Mutual funds offer a variety of advantages that make them an ideal way to invest your retirement savings.
Because they pool the assets of many investors, mutual funds can invest in a wide range of individual securities. As a result, they provide a degree of diversification that individuals simply can’t get on their own. In addition, they’re convenient: shares are easily bought and sold and assets can be quickly transferred from one investment to another in the same fund family (in retirement accounts, these fund exchanges won’t be taxable at the time they’re made). They also offer the benefits of professional management.
Mutual funds can be used like individual securities to provide diversity across and within asset classes. Stock funds, for example, may be selected on the basis of company size (capitalization), industry, geographic area or even investment style (value, blend or growth).
You might, for instance, balance a value fund with a growth fund. Value funds concentrate on promising but out-of-favor stocks, while growth funds zero in on the issues of expanding companies with outstanding earnings potential. Because they rarely perform in tandem, including both types in your portfolio may help lower the total volatility of your stock holdings.
Bond funds, like stock funds, vary in a number of critical ways. Investors can diversify bond funds based on the maturity of the bonds (short-, intermediate or long-term, depending on the average holding period of the bonds in the fund), the issuer (government or corporation), and overall quality (from very safe to highly speculative).

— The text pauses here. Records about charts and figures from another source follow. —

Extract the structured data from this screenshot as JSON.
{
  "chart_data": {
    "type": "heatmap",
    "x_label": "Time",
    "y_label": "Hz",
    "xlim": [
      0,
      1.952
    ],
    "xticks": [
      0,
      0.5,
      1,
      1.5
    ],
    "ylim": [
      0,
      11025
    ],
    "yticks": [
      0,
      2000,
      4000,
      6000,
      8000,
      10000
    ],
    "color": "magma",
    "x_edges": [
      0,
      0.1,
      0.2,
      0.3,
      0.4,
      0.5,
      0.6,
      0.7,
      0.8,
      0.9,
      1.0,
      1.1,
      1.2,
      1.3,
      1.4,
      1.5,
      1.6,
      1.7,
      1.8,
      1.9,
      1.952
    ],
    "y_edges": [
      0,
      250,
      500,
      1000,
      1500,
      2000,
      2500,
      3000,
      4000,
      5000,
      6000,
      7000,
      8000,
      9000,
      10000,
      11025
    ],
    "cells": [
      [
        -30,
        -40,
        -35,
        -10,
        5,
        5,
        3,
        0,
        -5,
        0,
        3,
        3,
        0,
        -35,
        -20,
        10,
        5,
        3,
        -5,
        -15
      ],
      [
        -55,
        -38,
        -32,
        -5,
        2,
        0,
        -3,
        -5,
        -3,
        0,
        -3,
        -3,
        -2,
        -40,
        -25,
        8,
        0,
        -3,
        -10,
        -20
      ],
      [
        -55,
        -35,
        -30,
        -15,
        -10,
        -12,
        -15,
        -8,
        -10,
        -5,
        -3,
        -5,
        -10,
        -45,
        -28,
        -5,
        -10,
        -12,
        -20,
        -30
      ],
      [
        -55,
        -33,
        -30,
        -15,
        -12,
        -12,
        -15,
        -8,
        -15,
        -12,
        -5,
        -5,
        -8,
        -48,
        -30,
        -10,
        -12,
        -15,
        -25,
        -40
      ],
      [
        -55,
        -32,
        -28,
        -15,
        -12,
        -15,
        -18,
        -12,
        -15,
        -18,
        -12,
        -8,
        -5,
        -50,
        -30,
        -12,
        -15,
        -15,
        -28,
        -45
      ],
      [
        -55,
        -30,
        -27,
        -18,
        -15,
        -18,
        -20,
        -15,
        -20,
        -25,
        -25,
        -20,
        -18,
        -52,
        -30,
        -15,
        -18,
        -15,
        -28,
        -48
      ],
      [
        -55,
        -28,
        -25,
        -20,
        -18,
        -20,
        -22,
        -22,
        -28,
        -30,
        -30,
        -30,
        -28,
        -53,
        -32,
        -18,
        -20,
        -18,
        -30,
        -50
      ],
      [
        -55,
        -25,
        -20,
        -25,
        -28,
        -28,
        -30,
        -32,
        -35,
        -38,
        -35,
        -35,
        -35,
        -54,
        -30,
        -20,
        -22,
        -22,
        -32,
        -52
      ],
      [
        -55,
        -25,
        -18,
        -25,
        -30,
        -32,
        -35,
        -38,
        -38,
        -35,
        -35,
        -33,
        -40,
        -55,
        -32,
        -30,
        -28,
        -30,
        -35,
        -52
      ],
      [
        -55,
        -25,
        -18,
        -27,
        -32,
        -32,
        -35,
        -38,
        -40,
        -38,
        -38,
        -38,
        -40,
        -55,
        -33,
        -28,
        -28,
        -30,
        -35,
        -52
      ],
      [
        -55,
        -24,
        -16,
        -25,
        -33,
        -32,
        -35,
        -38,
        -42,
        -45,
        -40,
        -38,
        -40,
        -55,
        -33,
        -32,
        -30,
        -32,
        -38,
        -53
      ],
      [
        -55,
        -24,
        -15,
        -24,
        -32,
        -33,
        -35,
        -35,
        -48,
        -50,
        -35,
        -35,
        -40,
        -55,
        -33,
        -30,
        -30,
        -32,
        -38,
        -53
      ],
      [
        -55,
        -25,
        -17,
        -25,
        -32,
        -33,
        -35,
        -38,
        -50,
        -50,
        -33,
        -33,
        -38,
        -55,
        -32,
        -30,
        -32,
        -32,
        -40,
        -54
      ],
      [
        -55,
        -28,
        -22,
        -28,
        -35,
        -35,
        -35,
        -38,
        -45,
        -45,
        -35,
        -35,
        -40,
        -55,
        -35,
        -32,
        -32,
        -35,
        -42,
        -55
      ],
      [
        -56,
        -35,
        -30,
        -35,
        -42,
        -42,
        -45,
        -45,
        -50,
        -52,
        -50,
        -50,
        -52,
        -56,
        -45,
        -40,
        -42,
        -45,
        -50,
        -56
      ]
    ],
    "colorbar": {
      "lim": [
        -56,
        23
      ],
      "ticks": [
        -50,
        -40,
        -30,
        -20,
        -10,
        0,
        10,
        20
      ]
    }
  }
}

To achieve the diversification your retirement portfolio needs, we believe investors should consider investing in four to eight different categories of funds. Of course, as always, it is prudent to discuss your investment strategy with your financial advisor. Mutual funds can help provide a degree of diversification that individuals simply can’t get on their own.
1Diversification does not guarantee a profit or protect against loss.
Investments in mutual funds are subject to market risk and volatility. Shares my gain or lose value. Investments in securities of growth companies may be volatile. Value investing involves the risk that undervalued securities may not appreciate as anticipated. Fixed income investing entails credit and interest rate risks. When interest rates rise, bond prices generally fall, and a fund’s share prices can fall. Diversification does not guarantee profit or protect against loss.